After this week’s release of phase 3 trial results for donanemab, a monoclonal antibody that treats Alzheimer’s disease by reducing amyloid beta plaques, I wanted to see how it compared to the last drug with positive results, lecanemab. I made a table comparing the trials side-by-side.
The trials matched identically in a few ways. They lasted 18 months. They enrolled patients with early symptomatic Alzheimer’s disease including mild cognitive impairment and mild dementia with confirmed presence of amyloid pathology. And they measured decline in Clinical Dementia Rating – Sum of Boxes (CDR-SB).
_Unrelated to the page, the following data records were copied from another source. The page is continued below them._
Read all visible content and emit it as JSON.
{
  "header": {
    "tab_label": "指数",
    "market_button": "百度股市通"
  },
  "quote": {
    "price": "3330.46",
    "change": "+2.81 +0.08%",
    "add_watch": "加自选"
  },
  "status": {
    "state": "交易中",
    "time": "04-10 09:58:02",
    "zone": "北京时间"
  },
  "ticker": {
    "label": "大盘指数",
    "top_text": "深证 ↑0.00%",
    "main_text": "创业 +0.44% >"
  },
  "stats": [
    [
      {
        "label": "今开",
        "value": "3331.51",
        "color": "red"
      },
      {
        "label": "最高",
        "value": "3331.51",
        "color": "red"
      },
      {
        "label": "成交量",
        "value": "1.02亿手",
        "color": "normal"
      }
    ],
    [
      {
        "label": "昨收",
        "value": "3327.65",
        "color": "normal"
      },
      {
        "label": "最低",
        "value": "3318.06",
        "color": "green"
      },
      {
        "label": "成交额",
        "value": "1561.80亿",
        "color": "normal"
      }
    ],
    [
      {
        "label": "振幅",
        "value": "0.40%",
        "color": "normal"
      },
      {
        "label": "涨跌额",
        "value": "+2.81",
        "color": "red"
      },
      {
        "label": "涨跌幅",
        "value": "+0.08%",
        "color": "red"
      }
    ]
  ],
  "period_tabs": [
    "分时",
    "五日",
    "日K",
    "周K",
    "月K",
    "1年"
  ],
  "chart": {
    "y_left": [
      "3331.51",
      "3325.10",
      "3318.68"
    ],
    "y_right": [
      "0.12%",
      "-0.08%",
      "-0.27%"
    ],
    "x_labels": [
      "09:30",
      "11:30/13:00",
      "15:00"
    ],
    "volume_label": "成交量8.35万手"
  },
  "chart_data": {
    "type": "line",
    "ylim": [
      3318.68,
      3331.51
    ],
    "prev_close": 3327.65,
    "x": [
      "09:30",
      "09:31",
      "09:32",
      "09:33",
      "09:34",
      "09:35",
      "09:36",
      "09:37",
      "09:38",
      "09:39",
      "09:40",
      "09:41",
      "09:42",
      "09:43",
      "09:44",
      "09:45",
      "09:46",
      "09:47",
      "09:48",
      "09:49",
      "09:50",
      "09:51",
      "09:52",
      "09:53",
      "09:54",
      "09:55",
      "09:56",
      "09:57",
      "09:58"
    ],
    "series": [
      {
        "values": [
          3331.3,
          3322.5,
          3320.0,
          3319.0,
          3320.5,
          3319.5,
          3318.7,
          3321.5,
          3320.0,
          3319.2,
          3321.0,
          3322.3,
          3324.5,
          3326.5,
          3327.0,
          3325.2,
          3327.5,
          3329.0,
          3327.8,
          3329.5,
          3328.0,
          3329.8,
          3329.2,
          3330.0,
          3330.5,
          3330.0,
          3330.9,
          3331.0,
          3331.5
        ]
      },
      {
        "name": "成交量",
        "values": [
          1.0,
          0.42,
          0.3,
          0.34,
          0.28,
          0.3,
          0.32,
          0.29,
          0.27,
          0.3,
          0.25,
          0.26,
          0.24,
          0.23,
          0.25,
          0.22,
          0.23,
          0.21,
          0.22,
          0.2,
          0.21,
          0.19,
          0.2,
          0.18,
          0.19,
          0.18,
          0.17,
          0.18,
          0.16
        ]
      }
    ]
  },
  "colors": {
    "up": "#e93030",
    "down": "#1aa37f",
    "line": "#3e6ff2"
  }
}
Lecanemab | Donanemab | ||||
Subjects | 1,795 | 1,734 | |||
Treatment duration | Full trial | Until “they reached a prespecified level of amyloid plaque clearance” | |||
Outcome | 27% reduction | 29% reduction | |||
Side Effects (treatment vs placebo) | |||||
Brain swelling (ARIA-E) | 12.5% vs 1.7% | 24.0% | |||
Brain swelling with symptoms | 2.8% vs 0.0% | 6.1% | |||
Brain bleeding (ARIA-H) | 17.0% vs 8.7% | 31.4% vs 13.6% |
Glossary:
CDR-SB – Clinical Dementia Rating-Sum of Boxes – “CDR-SB is a numeric scale used to quantify the various severity of symptoms of dementia. Based on interviews of people living with AD and family/caregivers, qualified healthcare professionals assess cognitive and functional performance in six areas: memory, orientation, judgment and problem solving, community affairs, home and hobbies, and personal care.”
ARIA-E – amyloid-related imaging abnormalities-edema/effusion
ARIA-H – ARIA with cerebral microhemorrhages or macrohemorrhages
So the drugs had nearly identical efficacy. Donanemab, the newer drug, had a higher absolute rate of the most serious side effects, but the patients in that control group did too, at least for ARIA-H, so the relative risk of the brain swelling is close to 2x the control group in both trials. The donanemab press release doesn’t include the ARIA-E rates in the placebo group, so I’ll be keen to get more details from the full results.
The donanemab trialists sliced their data in an additional way that I haven’t seen from the lecanemab trial. They split the patients into 552 with high levels of tau and 1,182 with intermediate levels. The data I showed above are for the combined groups, which I believe is most comparable to the lecanemab trial. The headline result Lilly is touting – 36% slowing of CRD-SB decline – is for the intermediate tau group. They never state the results for the high-tau group, but with some basic algebra we can guess they saw about a 14% slowing. That supports the theme I’ve often heard over the last year or two that amyloid beta drugs help more if they’re given earlier.
I’m excited to see the progress in disease-modifying Alzheimer’s treatments. I look forward to seeing results after patients have been treated longer, which I expect to show larger benefits on both an absolute and relative basis. I’m also optimistic about newer versions of amyloid drugs that are more effective with lower side effects, as well as drugs that treat tau.